For all those involved in the games mentioned, plus the cup games with Arsenal and Everton, a Premier League ground full of fans for a senior match now holds no fears. They’ve done it.

All the traditional traits of a teenager on his debut are now cast aside. Play it safe? Play your way in? Struggle with nerves? Just hope to get through it minus mistakes?

The unknown has been taken away. The mental handcuffs are off. And that allows the stardust to be sprinkled.

So now we see Curtis Jones, at 19, happy to pull out the tricks and flicks. We see 18-year-old Neco Williams looking every inch the able deputy to Trent Alexander-Arnold, still only 21 himself.

LIVERPOOL, ENGLAND - Tuesday, February 4, 2020: Liverpool's Neco Williams (C) celebrates after an own-goal by Shrewsbury Town during the FA Cup 4th Round Replay match between Liverpool FC and Shrewsbury Town at Anfield. (Pic by David Rawcliffe/Propaganda)

For the forgotten elder statesman, 22-year-old Pedro Chirivella, there is now a possible path to staying put. If not, there is a definite showreel for getting out.

Both are preferable to the Liverpool limbo he was in not so long ago.

Klopp has been keen to promote a pathway to the first team ever since he arrived. There’s no need to spin it now, it’s there for all to see. Words have been backed up by actions.

In a world where there are few secrets about emerging talent, the next time Liverpool goes head to head over a kid who could cut it, how much better is The Reds’ presentation pack after all this?

Other clubs will undoubtedly put more lucrative deals on the table. Some will try to sell a lifestyle around location. But on developing talent, coaching players and giving them a chance to go right to the top, whose story is more convincing than Liverpool’s right now?

The progress and performances of the youngsters may even have shifted plans behind the scenes. Rather than recruiting for squad gaps that may now be filled by young players punching above their predicted weight, perhaps the pennies and pounds will now go towards another game changer or two.

After all, improving on this squad is not likely to come cheap.

LIVERPOOL, ENGLAND - Saturday, February 1, 2020: Liverpool's manager Jürgen Klopp celebrates after the FA Premier League match between Liverpool FC and Southampton FC at Anfield. Liverpool won 4-0. (Pic by David Rawcliffe/Propaganda)

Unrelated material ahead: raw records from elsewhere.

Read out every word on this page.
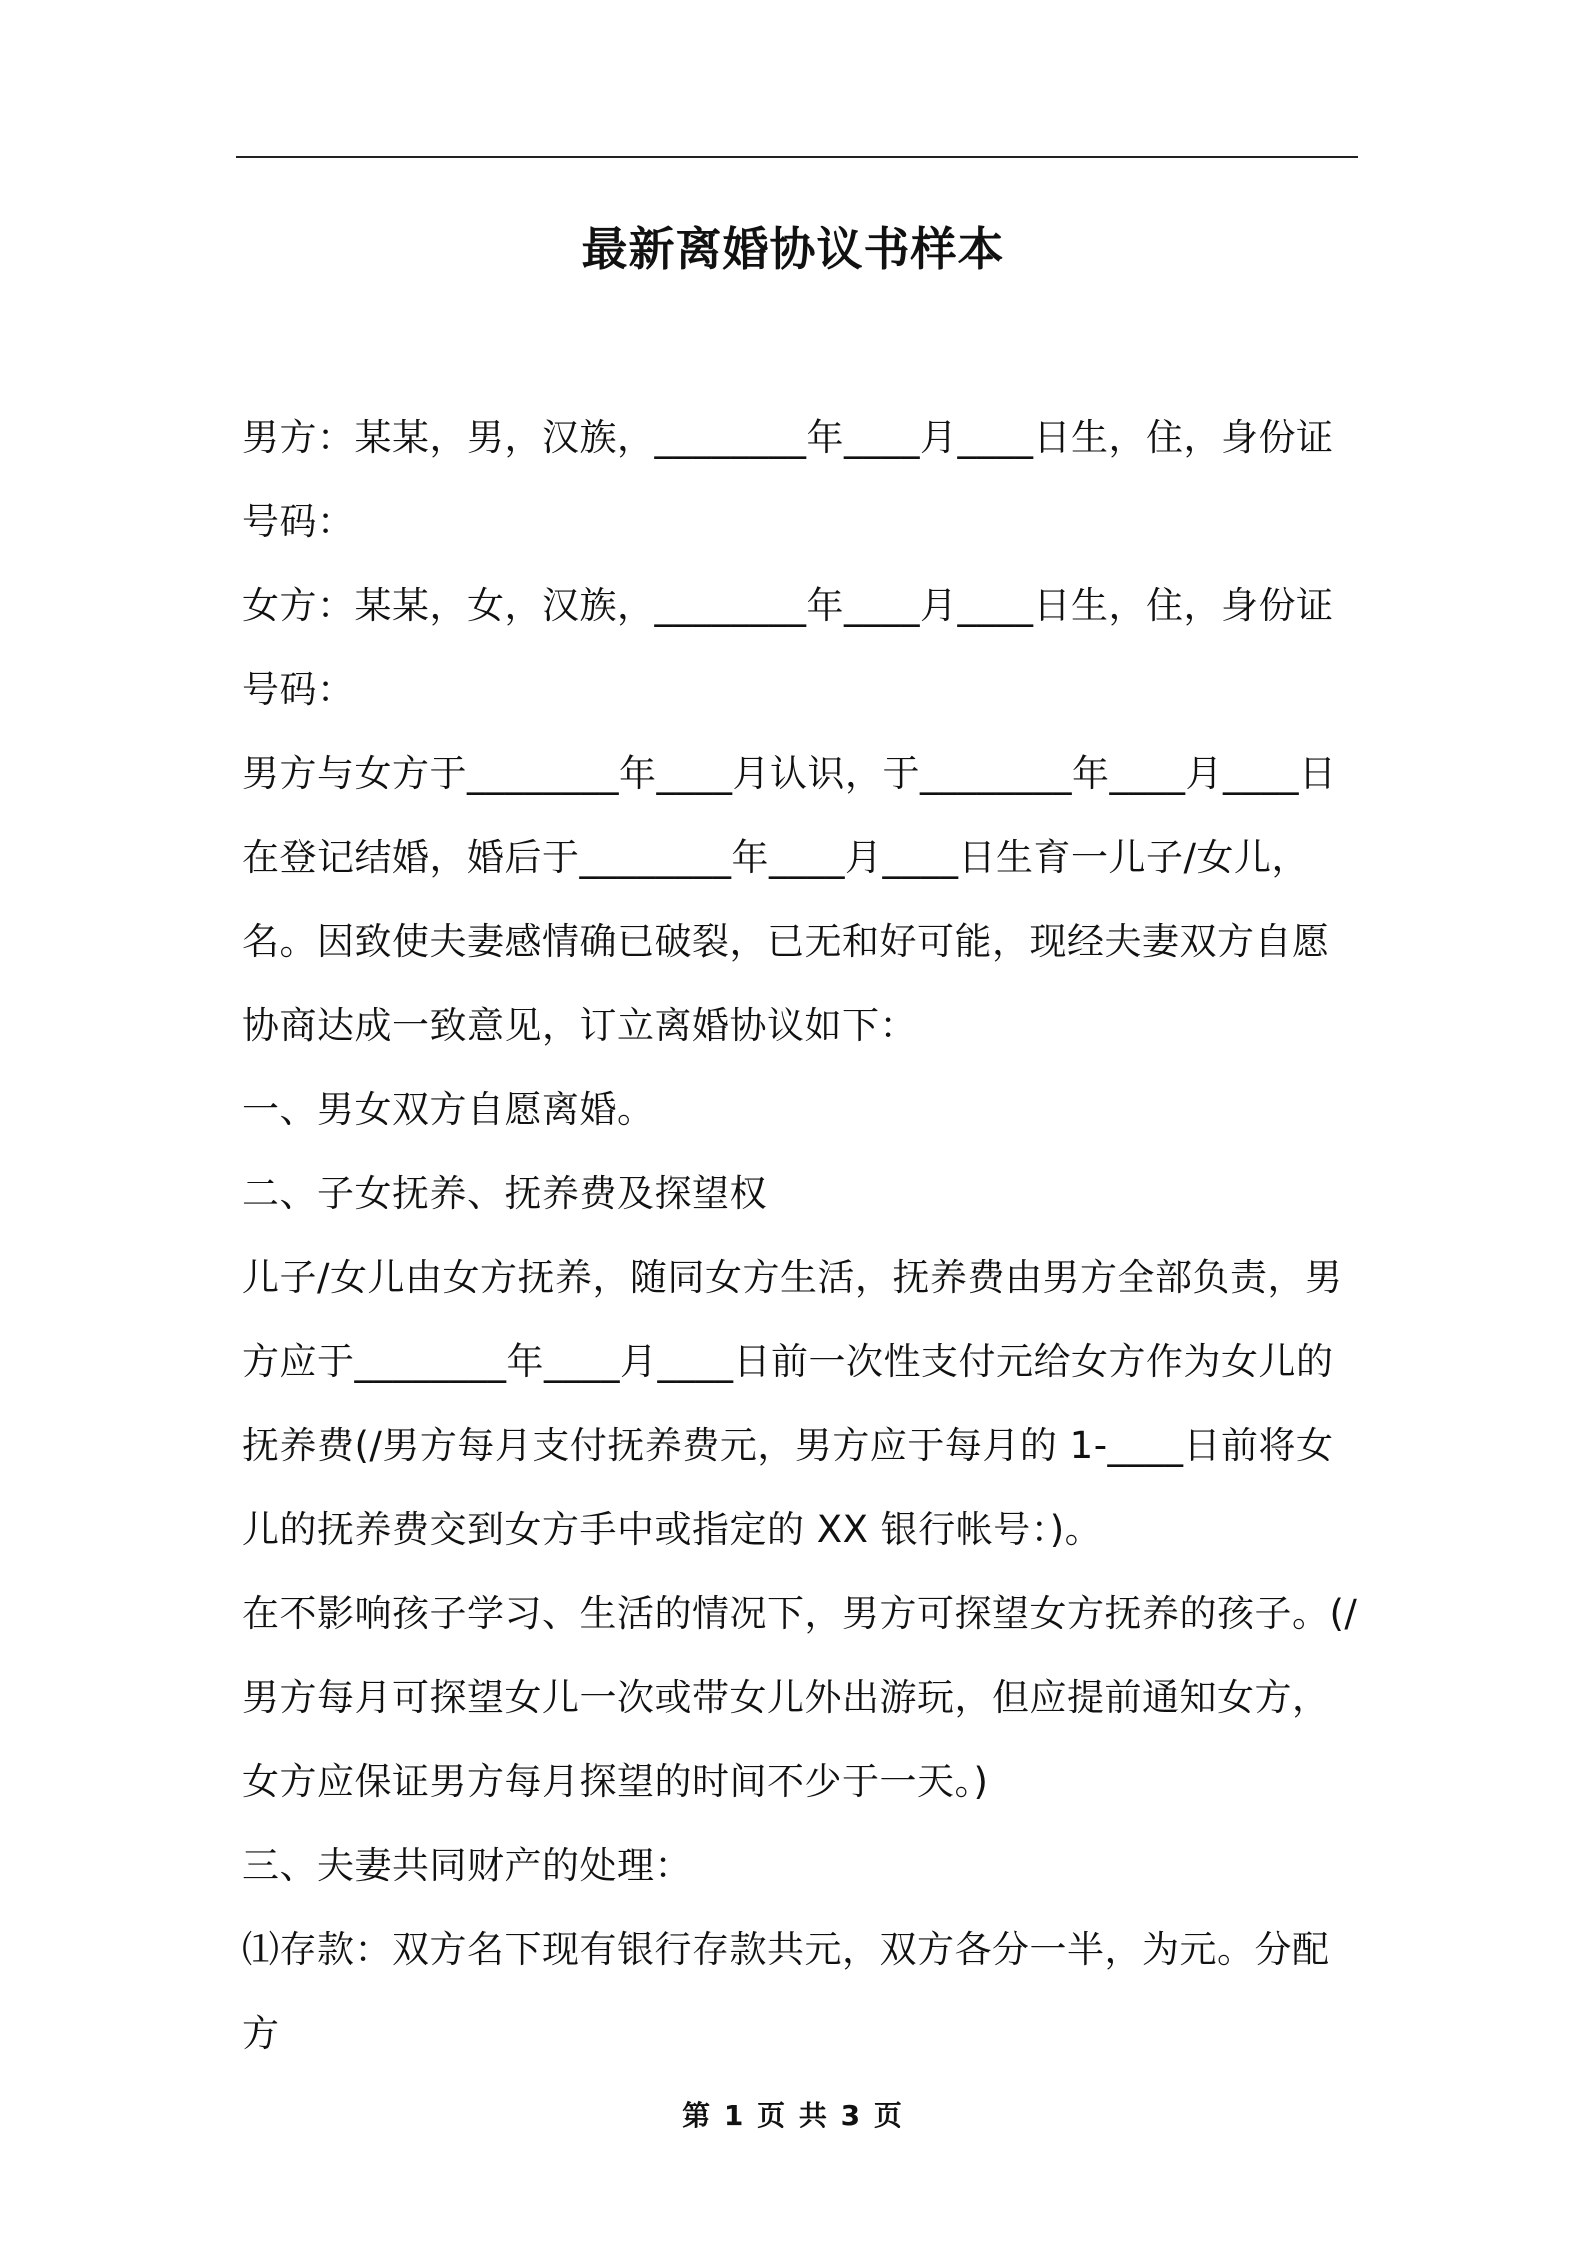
最新离婚协议书样本

男方：某某，男，汉族，________年____月____日生，住，身份证号码：

女方：某某，女，汉族，________年____月____日生，住，身份证号码：

男方与女方于________年____月认识，于________年____月____日在登记结婚，婚后于________年____月____日生育一儿子/女儿，名。因致使夫妻感情确已破裂，已无和好可能，现经夫妻双方自愿协商达成一致意见，订立离婚协议如下：

一、男女双方自愿离婚。

二、子女抚养、抚养费及探望权

儿子/女儿由女方抚养，随同女方生活，抚养费由男方全部负责，男方应于________年____月____日前一次性支付元给女方作为女儿的抚养费(/男方每月支付抚养费元，男方应于每月的 1-____日前将女儿的抚养费交到女方手中或指定的 XX 银行帐号：)。

在不影响孩子学习、生活的情况下，男方可探望女方抚养的孩子。(/男方每月可探望女儿一次或带女儿外出游玩，但应提前通知女方，女方应保证男方每月探望的时间不少于一天。)

三、夫妻共同财产的处理：

⑴存款：双方名下现有银行存款共元，双方各分一半，为元。分配方

第 1 页 共 3 页
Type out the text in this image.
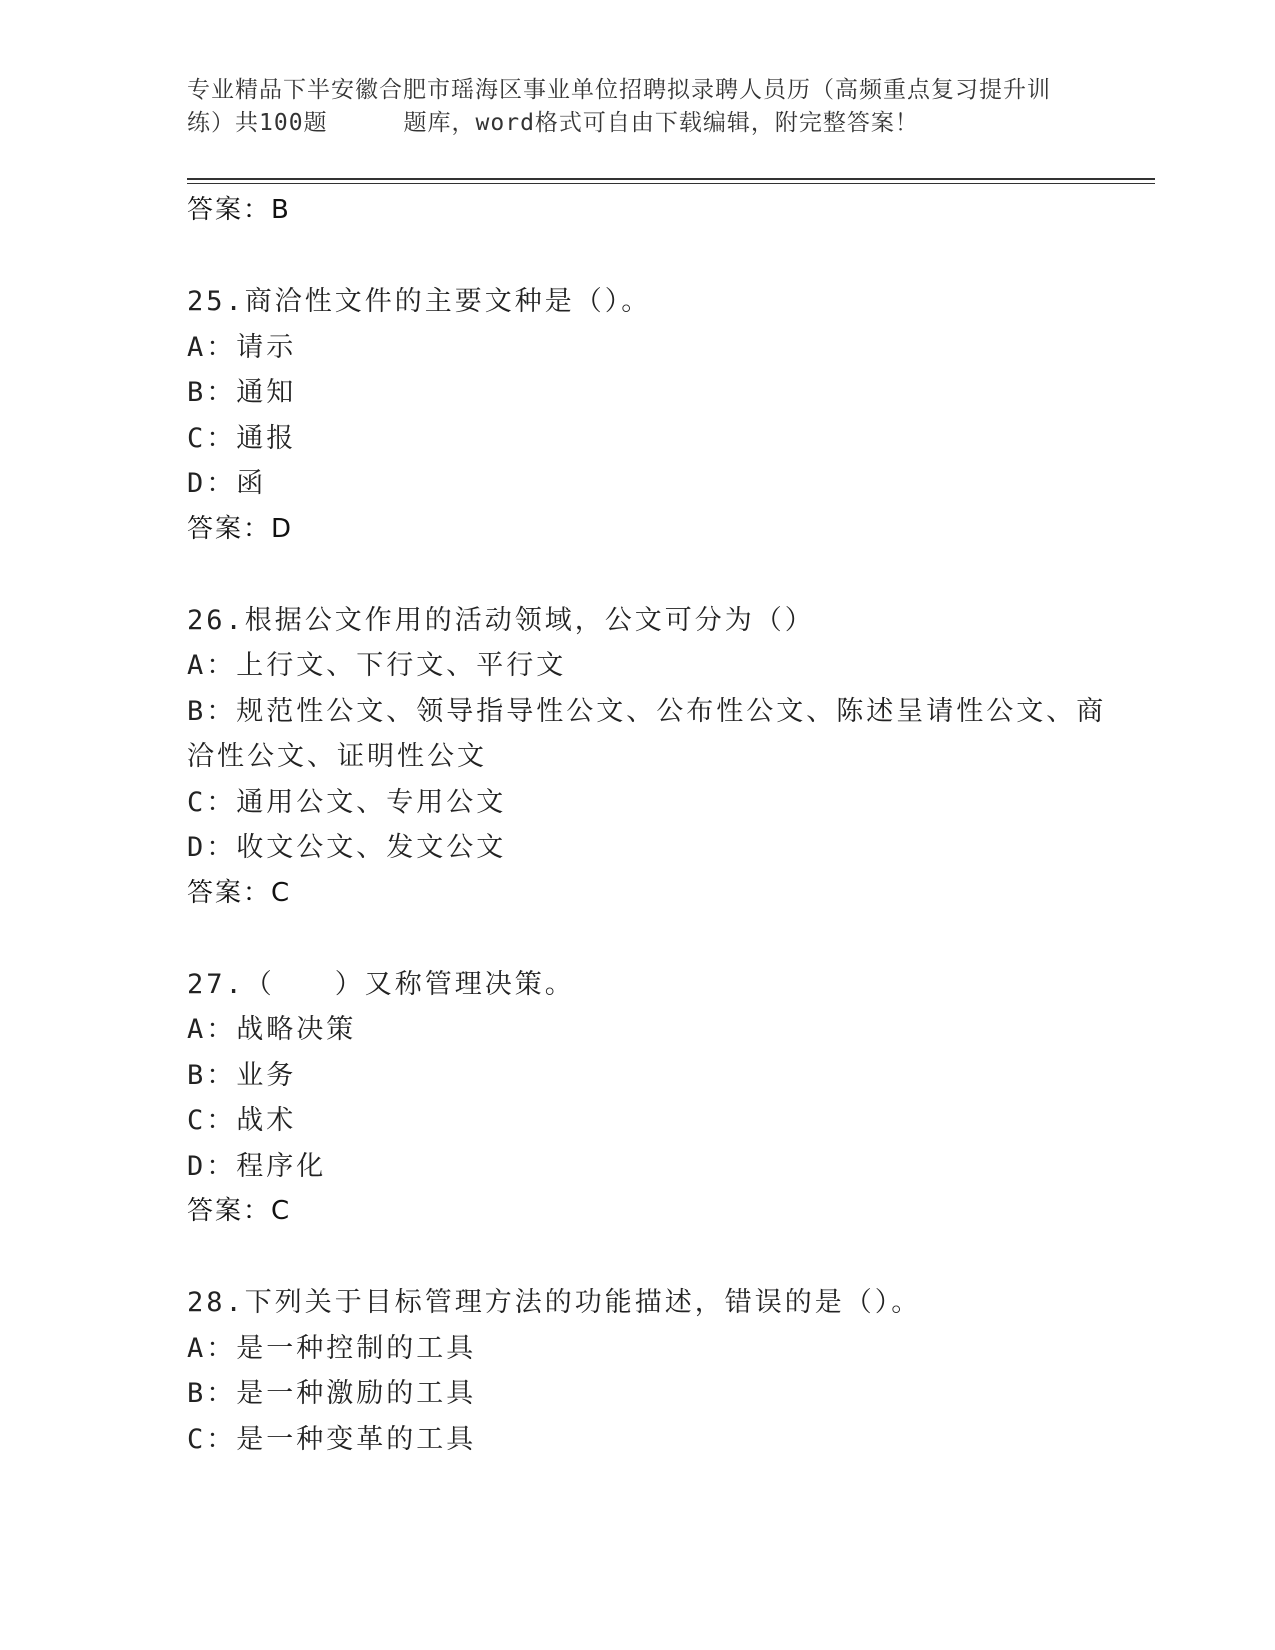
专业精品下半安徽合肥市瑶海区事业单位招聘拟录聘人员历（高频重点复习提升训
练）共100题	题库，word格式可自由下载编辑，附完整答案！
答案：B
25.商洽性文件的主要文种是（）。
A：请示
B：通知
C：通报
D：函
答案：D
26.根据公文作用的活动领域，公文可分为（）
A：上行文、下行文、平行文
B：规范性公文、领导指导性公文、公布性公文、陈述呈请性公文、商
洽性公文、证明性公文
C：通用公文、专用公文
D：收文公文、发文公文
答案：C
27.（　　）又称管理决策。
A：战略决策
B：业务
C：战术
D：程序化
答案：C
28.下列关于目标管理方法的功能描述，错误的是（）。
A：是一种控制的工具
B：是一种激励的工具
C：是一种变革的工具
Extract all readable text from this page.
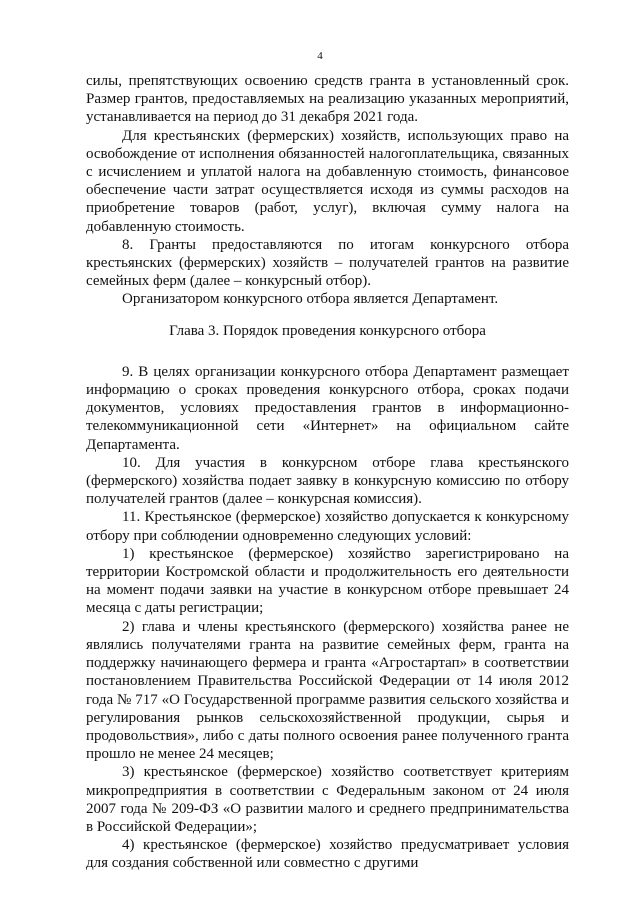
4

силы, препятствующих освоению средств гранта в установленный срок. Размер грантов, предоставляемых на реализацию указанных мероприятий, устанавливается на период до 31 декабря 2021 года.

Для крестьянских (фермерских) хозяйств, использующих право на освобождение от исполнения обязанностей налогоплательщика, связанных с исчислением и уплатой налога на добавленную стоимость, финансовое обеспечение части затрат осуществляется исходя из суммы расходов на приобретение товаров (работ, услуг), включая сумму налога на добавленную стоимость.

8. Гранты предоставляются по итогам конкурсного отбора крестьянских (фермерских) хозяйств – получателей грантов на развитие семейных ферм (далее – конкурсный отбор).

Организатором конкурсного отбора является Департамент.

Глава 3. Порядок проведения конкурсного отбора

9. В целях организации конкурсного отбора Департамент размещает информацию о сроках проведения конкурсного отбора, сроках подачи документов, условиях предоставления грантов в информационно-телекоммуникационной сети «Интернет» на официальном сайте Департамента.

10. Для участия в конкурсном отборе глава крестьянского (фермерского) хозяйства подает заявку в конкурсную комиссию по отбору получателей грантов (далее – конкурсная комиссия).

11. Крестьянское (фермерское) хозяйство допускается к конкурсному отбору при соблюдении одновременно следующих условий:

1) крестьянское (фермерское) хозяйство зарегистрировано на территории Костромской области и продолжительность его деятельности на момент подачи заявки на участие в конкурсном отборе превышает 24 месяца с даты регистрации;

2) глава и члены крестьянского (фермерского) хозяйства ранее не являлись получателями гранта на развитие семейных ферм, гранта на поддержку начинающего фермера и гранта «Агростартап» в соответствии постановлением Правительства Российской Федерации от 14 июля 2012 года № 717 «О Государственной программе развития сельского хозяйства и регулирования рынков сельскохозяйственной продукции, сырья и продовольствия», либо с даты полного освоения ранее полученного гранта прошло не менее 24 месяцев;

3) крестьянское (фермерское) хозяйство соответствует критериям микропредприятия в соответствии с Федеральным законом от 24 июля 2007 года № 209-ФЗ «О развитии малого и среднего предпринимательства в Российской Федерации»;

4) крестьянское (фермерское) хозяйство предусматривает условия для создания собственной или совместно с другими
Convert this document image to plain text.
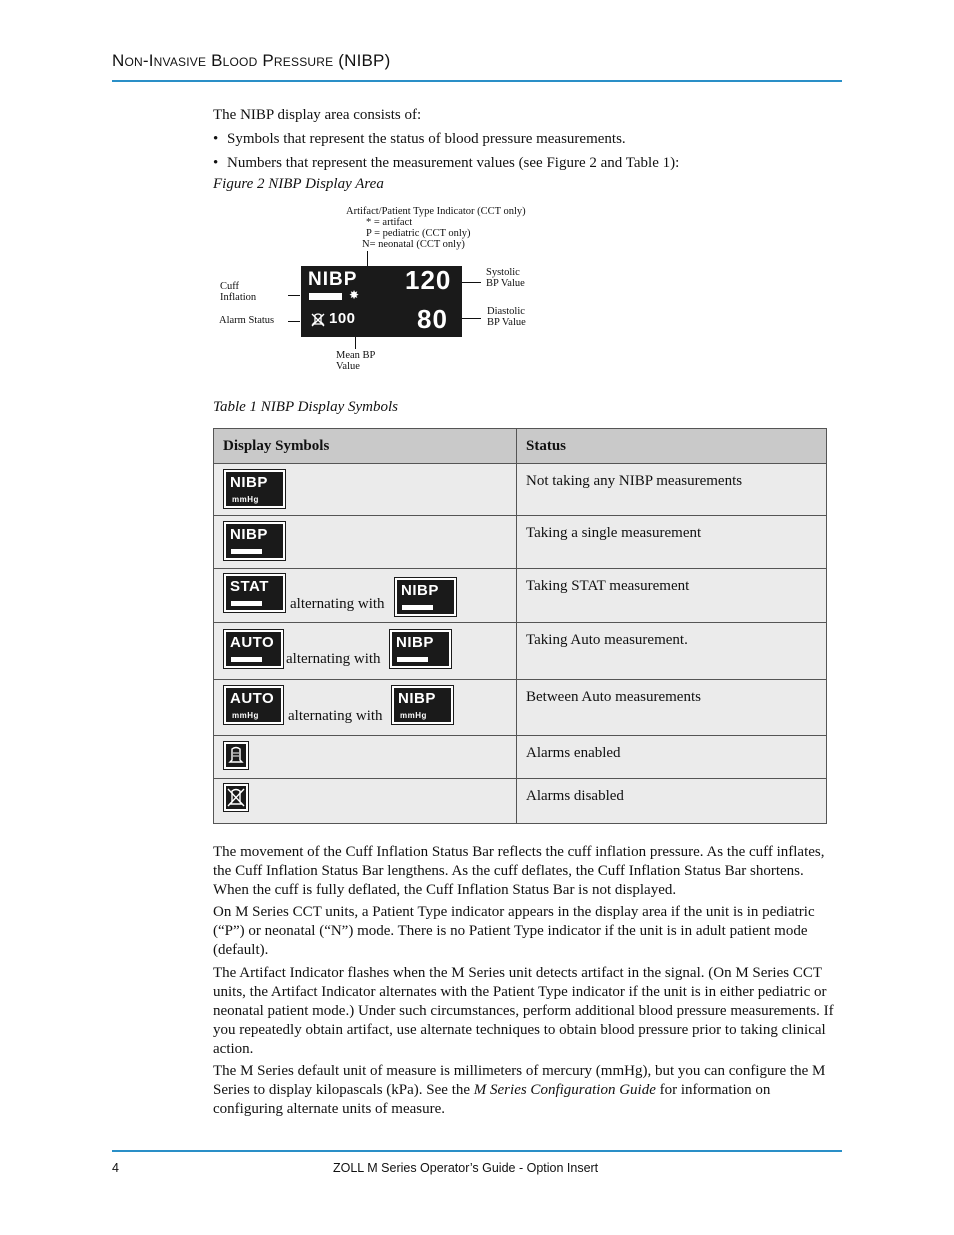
Non-Invasive Blood Pressure (NIBP)
The NIBP display area consists of:
• Symbols that represent the status of blood pressure measurements.
• Numbers that represent the measurement values (see Figure 2 and Table 1):
Figure 2 NIBP Display Area
Artifact/Patient Type Indicator (CCT only)
* = artifact
P = pediatric (CCT only)
N= neonatal (CCT only)
Cuff
Inflation
Alarm Status
Mean BP
Value
Systolic
BP Value
Diastolic
BP Value
NIBP
✸ 120
80
100
Table 1 NIBP Display Symbols
Display Symbols	Status

NIBP
mmHg	Not taking any NIBP measurements

NIBP	Taking a single measurement

STAT
alternating with
NIBP	Taking STAT measurement

AUTO
alternating with
NIBP	Taking Auto measurement.

AUTO
mmHg alternating with
NIBP
mmHg	Between Auto measurements

	Alarms enabled

	Alarms disabled
The movement of the Cuff Inflation Status Bar reflects the cuff inflation pressure. As the cuff inflates, the Cuff Inflation Status Bar lengthens. As the cuff deflates, the Cuff Inflation Status Bar shortens. When the cuff is fully deflated, the Cuff Inflation Status Bar is not displayed.
On M Series CCT units, a Patient Type indicator appears in the display area if the unit is in pediatric (“P”) or neonatal (“N”) mode. There is no Patient Type indicator if the unit is in adult patient mode (default).
The Artifact Indicator flashes when the M Series unit detects artifact in the signal. (On M Series CCT units, the Artifact Indicator alternates with the Patient Type indicator if the unit is in either pediatric or neonatal patient mode.) Under such circumstances, perform additional blood pressure measurements. If you repeatedly obtain artifact, use alternate techniques to obtain blood pressure prior to taking clinical action.
The M Series default unit of measure is millimeters of mercury (mmHg), but you can configure the M Series to display kilopascals (kPa). See the M Series Configuration Guide for information on configuring alternate units of measure.
4	ZOLL M Series Operator’s Guide - Option Insert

But whether it’s a dip into the transfer market or the development of a player already on the books, perhaps one of the best things about the rise of the Liverpool star again is the return of a true identity.

Once, we talked about ‘The Liverpool Way’. Once, we would look at players at other clubs and could recognise traits that would put them on an Anfield agenda somewhere.

Then Liverpool lost their way; focus and foresight went astray. Too many arrived and departed that were lacking from the start.

Now, we have it once more.

From first teamers to Academy players, there is a stamp of quality clear to all. From the steel to the skill, from the spirit to the star quality, the club is now back in line with the values it lived by for so long.

A bastion of invincibility? As aims go, it’s not a bad one. And Klopp and co are certainly building Liverpool up and up, from the bottom to the top.